IIFCL doubles planned loan to $1 billion after RBI's subsidised dollar-borrowing window; also in talks for $400 million ADB funding and a debut dollar bond.
Alpha Score of 46 reflects weak overall profile with weak momentum, weak value, moderate quality, moderate sentiment.
India Infrastructure Finance Company (IIFCL) is lining up a $1 billion overseas borrowing that would be its biggest foreign-currency loan, while separately seeking about $400 million from the Asian Development Bank, an executive said Monday.
The state-run infrastructure lender doubled the planned loan to $1 billion after the Reserve Bank of India opened a subsidised borrowing window for state-owned firms and banks. The facility lets them raise foreign currency funds and hedge forex exposure at cheaper rates, part of a broader push to boost dollar inflows and support the rupee.
The $1 billion loan carries a 15-year tenor at an interest rate under 7%, Palash Srivastava, IIFCL deputy managing director, told Reuters. The ADB loan, if finalised, would run 20 years and total roughly $400 million.
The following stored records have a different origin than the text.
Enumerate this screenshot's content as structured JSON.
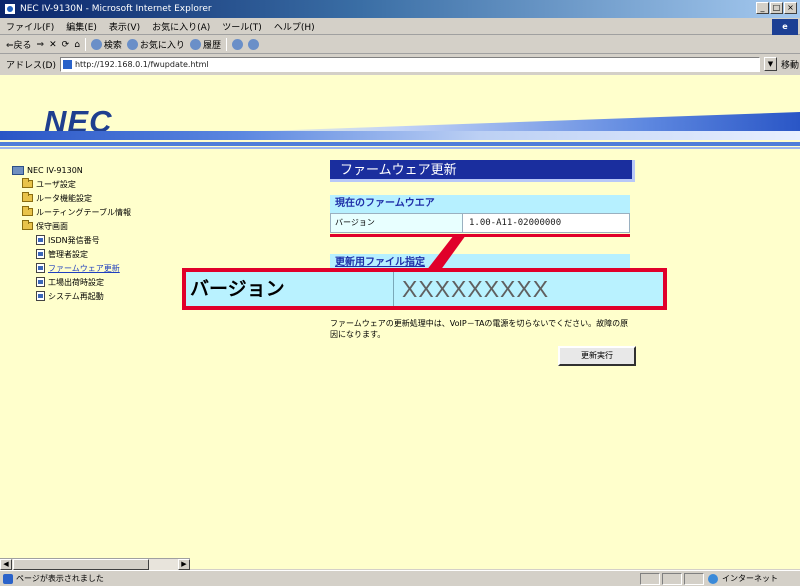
{
  "window": {
    "title": "NEC IV-9130N - Microsoft Internet Explorer",
    "buttons": [
      "_",
      "□",
      "×"
    ]
  },
  "menu": {
    "items": [
      "ファイル(F)",
      "編集(E)",
      "表示(V)",
      "お気に入り(A)",
      "ツール(T)",
      "ヘルプ(H)"
    ]
  },
  "toolbar": {
    "back_label": "⇐戻る",
    "stop_label": "✕",
    "refresh_label": "⟳",
    "home_label": "⌂",
    "search_label": "検索",
    "favorites_label": "お気に入り",
    "history_label": "履歴"
  },
  "address": {
    "label": "アドレス(D)",
    "url": "http://192.168.0.1/fwupdate.html",
    "go_label": "移動"
  },
  "tree": {
    "root": "NEC IV-9130N",
    "items": [
      {
        "label": "ユーザ設定",
        "level": 1,
        "type": "folder"
      },
      {
        "label": "ルータ機能設定",
        "level": 1,
        "type": "folder"
      },
      {
        "label": "ルーティングテーブル情報",
        "level": 1,
        "type": "folder"
      },
      {
        "label": "保守画面",
        "level": 1,
        "type": "folder"
      },
      {
        "label": "ISDN発信番号",
        "level": 2,
        "type": "page"
      },
      {
        "label": "管理者設定",
        "level": 2,
        "type": "page"
      },
      {
        "label": "ファームウェア更新",
        "level": 2,
        "type": "page",
        "active": true
      },
      {
        "label": "工場出荷時設定",
        "level": 2,
        "type": "page"
      },
      {
        "label": "システム再起動",
        "level": 2,
        "type": "page"
      }
    ]
  },
  "main": {
    "title": "ファームウェア更新",
    "current_fw_heading": "現在のファームウエア",
    "version_label": "バージョン",
    "current_version": "1.00-A11-02000000",
    "update_heading": "更新用ファイル指定",
    "callout_label": "バージョン",
    "callout_value": "XXXXXXXXX",
    "notice": "ファームウェアの更新処理中は、VoIP－TAの電源を切らないでください。故障の原因になります。",
    "execute_button": "更新実行"
  },
  "status": {
    "text": "ページが表示されました",
    "zone": "インターネット"
  },
  "colors": {
    "title_bg": "#1a2e9e",
    "section_bg": "#b6f0ff",
    "highlight_red": "#e0002a",
    "page_bg": "#ffffcc"
  }
}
IIFCL is also weighing its debut dollar bond, around $100 million, by year-end. The bond will likely be in the three- to five-year tenor, Srivastava added.
The borrowing spree shows the RBI's incentive is working. In recent weeks, HDFC Bank raised $750 million via a five-year dollar bond, Axis Bank priced $800 million in a dual-tranche sale, and Power Finance Corp raised $300 million. State Bank of India and Bank of Baroda are planning similar overseas deals.
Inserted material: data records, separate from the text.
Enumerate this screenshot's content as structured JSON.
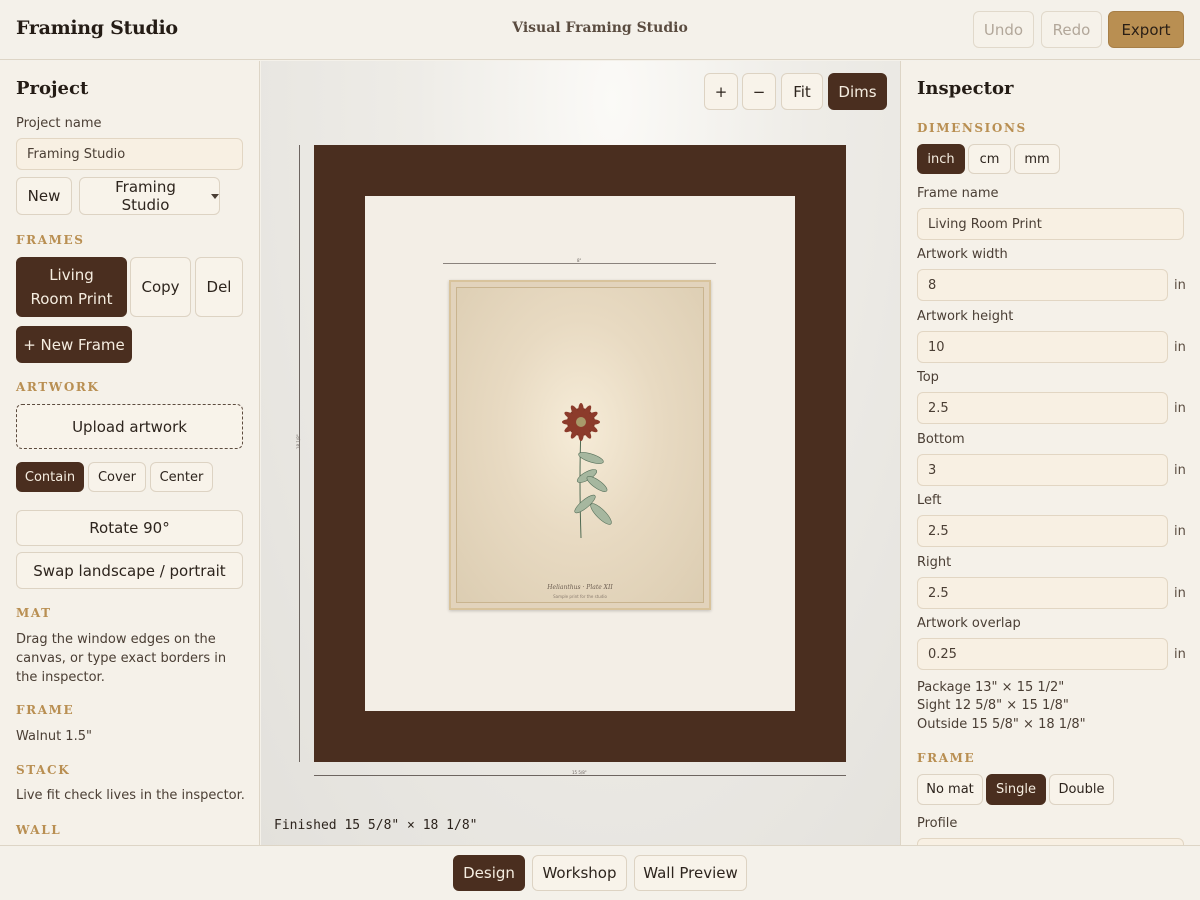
{
  "header": {
    "brand": "Framing Studio",
    "center_title": "Visual Framing Studio",
    "undo_label": "Undo",
    "redo_label": "Redo",
    "export_label": "Export"
  },
  "left": {
    "title": "Project",
    "project_name_label": "Project name",
    "project_name_value": "Framing Studio",
    "new_label": "New",
    "project_select_value": "Framing Studio",
    "frames_section": "FRAMES",
    "frame_items": [
      "Living Room Print"
    ],
    "copy_label": "Copy",
    "del_label": "Del",
    "new_frame_label": "+ New Frame",
    "artwork_section": "ARTWORK",
    "upload_label": "Upload artwork",
    "fit_modes": [
      "Contain",
      "Cover",
      "Center"
    ],
    "rotate_label": "Rotate 90°",
    "swap_label": "Swap landscape / portrait",
    "mat_section": "MAT",
    "mat_text": "Drag the window edges on the canvas, or type exact borders in the inspector.",
    "frame_section": "FRAME",
    "frame_text": "Walnut 1.5\"",
    "stack_section": "STACK",
    "stack_text": "Live fit check lives in the inspector.",
    "wall_section": "WALL"
  },
  "canvas": {
    "zoom_in": "+",
    "zoom_out": "−",
    "fit": "Fit",
    "dims": "Dims",
    "art_dim_label": "8\"",
    "height_dim_label": "18 1/8\"",
    "width_dim_label": "15 5/8\"",
    "plate_title": "Helianthus · Plate XII",
    "plate_subtitle": "Sample print for the studio",
    "finished_label": "Finished 15 5/8\" × 18 1/8\""
  },
  "inspector": {
    "title": "Inspector",
    "dimensions_section": "DIMENSIONS",
    "units": [
      "inch",
      "cm",
      "mm"
    ],
    "active_unit": "inch",
    "frame_name_label": "Frame name",
    "frame_name_value": "Living Room Print",
    "artwork_width_label": "Artwork width",
    "artwork_width_value": "8",
    "artwork_height_label": "Artwork height",
    "artwork_height_value": "10",
    "top_label": "Top",
    "top_value": "2.5",
    "bottom_label": "Bottom",
    "bottom_value": "3",
    "left_label": "Left",
    "left_value": "2.5",
    "right_label": "Right",
    "right_value": "2.5",
    "overlap_label": "Artwork overlap",
    "overlap_value": "0.25",
    "unit_suffix": "in",
    "package_line": "Package 13\" × 15 1/2\"",
    "sight_line": "Sight 12 5/8\" × 15 1/8\"",
    "outside_line": "Outside 15 5/8\" × 18 1/8\"",
    "frame_section": "FRAME",
    "mat_modes": [
      "No mat",
      "Single",
      "Double"
    ],
    "active_mat_mode": "Single",
    "profile_label": "Profile"
  },
  "bottom": {
    "tabs": [
      "Design",
      "Workshop",
      "Wall Preview"
    ],
    "active_tab": "Design"
  },
  "colors": {
    "frame": "#4a2e1f",
    "mat": "#f3eee6",
    "accent": "#b98f52"
  }
}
For IIFCL, the $1 billion loan replaces an initial $500 million target that had been set before the RBI measure. The bigger size means more long-dated foreign currency for infrastructure projects, where the company is a key lender. The ADB funding would add another 20-year tranche at what is likely concessional pricing.
A successful dollar bond debut would give IIFCL a third funding channel. The company has not issued a dollar bond before, Srivastava said, and the three- to five-year tenor would target a different part of the curve than the 15-year bank loan.
What would confirm the setup is working: further state-owned issuers tapping the RBI window with loans or bonds above $500 million, and the rupee holding recent levels without heavy central bank intervention. A reversal would come if global dollar funding costs rise or the RBI tightens the subsidy terms.
The next scheduled event is the bond issue, which IIFCL aims to complete before year-end. Srivastava did not give a precise date.